Course Description: High order harmonic generation (HHG) is currently receiving lot of interest as this laser-like XUV source has many attractive properties such as large spectral extend, short pulse duration down to the attosecond level (1 as = 10-18 s) , good spatial coherence and automatic synchronization with ultrashort visible/IR pulses. During this course, I will present the main characteristics of the high order harmonic generation in gases and the underlying physical mechanisms both at the microscopic level (involving intense laser- atom interaction) and macroscopic level (where the coherent buildup of the emission defines the XUV beam characteristics). I will relate this XUV pulse generation with the necessary characteristics of the ultrashort laser systems that can be used for HHG and show that these characteristics can now be fulfilled by various laser architectures. I will also present the techniques that are used to characterize the ultrashort XUV pulses both in the spectral and temporal domains.  In a second part of the course, I will focus on the temporal characteristics of the high order harmonic beam and show how attosecond pulses can be generated and controlled through HHG. This part will include a brief overview of femtosecond pulse post compression and carrier envelop phase stabilization that are commonly used  in our community.  This course will also be illustrated with applications of HHG and attosecond pulses.

Benefit and Learning Objectives: This course will enable participants to understand the characteristics and properties of ultrashort XUV sources based on high order harmonic generation and to learn how these sources can be generated, controlled and used experimentally.

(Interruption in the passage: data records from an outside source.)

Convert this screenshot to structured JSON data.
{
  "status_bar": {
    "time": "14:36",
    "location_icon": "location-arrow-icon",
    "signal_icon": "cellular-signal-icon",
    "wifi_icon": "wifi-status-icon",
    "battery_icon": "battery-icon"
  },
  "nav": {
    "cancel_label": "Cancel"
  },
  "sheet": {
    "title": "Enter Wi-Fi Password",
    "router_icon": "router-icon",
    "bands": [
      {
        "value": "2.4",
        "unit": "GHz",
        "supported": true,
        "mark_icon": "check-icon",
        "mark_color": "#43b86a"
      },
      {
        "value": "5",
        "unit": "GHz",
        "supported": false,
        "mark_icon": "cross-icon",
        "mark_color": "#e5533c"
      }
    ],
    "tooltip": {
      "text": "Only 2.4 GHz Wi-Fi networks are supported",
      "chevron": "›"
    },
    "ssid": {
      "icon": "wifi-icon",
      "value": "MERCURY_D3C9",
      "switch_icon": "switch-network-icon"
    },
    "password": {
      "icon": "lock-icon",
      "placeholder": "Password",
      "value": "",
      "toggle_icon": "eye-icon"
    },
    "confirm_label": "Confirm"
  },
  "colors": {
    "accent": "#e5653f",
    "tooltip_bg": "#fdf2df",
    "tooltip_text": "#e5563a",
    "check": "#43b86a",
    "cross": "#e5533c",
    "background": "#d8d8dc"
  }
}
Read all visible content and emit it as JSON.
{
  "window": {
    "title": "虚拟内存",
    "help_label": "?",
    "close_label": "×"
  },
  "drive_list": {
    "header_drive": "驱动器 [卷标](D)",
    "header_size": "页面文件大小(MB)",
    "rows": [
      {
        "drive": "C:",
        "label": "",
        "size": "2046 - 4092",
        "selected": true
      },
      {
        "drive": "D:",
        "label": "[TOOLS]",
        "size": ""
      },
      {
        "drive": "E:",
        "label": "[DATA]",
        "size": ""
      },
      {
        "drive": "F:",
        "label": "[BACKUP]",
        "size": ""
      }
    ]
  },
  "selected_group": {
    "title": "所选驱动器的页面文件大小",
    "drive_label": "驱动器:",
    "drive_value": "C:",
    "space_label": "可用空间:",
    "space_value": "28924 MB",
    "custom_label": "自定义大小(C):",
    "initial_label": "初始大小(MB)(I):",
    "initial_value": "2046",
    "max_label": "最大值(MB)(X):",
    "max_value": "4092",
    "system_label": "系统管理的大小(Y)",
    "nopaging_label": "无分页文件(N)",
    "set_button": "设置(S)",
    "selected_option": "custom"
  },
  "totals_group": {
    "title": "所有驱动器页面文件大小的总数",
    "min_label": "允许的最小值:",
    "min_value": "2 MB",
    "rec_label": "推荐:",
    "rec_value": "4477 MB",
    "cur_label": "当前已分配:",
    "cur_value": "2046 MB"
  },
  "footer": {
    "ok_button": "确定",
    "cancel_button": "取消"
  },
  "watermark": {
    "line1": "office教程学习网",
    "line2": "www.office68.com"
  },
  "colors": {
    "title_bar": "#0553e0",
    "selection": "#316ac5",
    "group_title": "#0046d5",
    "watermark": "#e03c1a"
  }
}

This course should enable participates to: 

  • Define the general properties of the XUV harmonic sources
  • Explain how the characteristics of the fundamental laser pulse impacts the harmonics
  • Identify what kind of laser can be used for HHG
  • Demonstrate the way in which strong field matter interaction can be modeled semi-classically
  • Discuss the way light induced particles can be detected under vacuum
  • Describe pulse post compression and how it can circumvent the gain bandwith limitation of laser media
  • Explain how the carrier envelop phase of a short pulse can be controlled
  • Discuss how attosecond pulses can be generated, controlled and used 

Intended Audience: This course is intended to students, scientist and engineers who wants to gets familiar with ultrashort XUV sources generated with intense femtosecond laser or who wants to discover attoscience. Familiarity with ultrashort laser pulses is preferred but basic knowledge accessible to beginner will be provided. Both scientific and technology constraints will be addressed.

Instructor Biography: Eric Constant is currently working at CELIA (Centre Laser Intenses et Applications) of the University of Bordeaux where he is heading a group on XUV sources and Attophysics. He is research director CNRS and has published over 140 publications and proceedings and his work has been cited over 2000 times. He has been working on high order harmonic generation and attosecond pulses generation and characterization for 20 years. Eric Constant has collaborated with most of the pioneers of this field and he has developed several experimental facilities related to attoscience and high harmonic generation.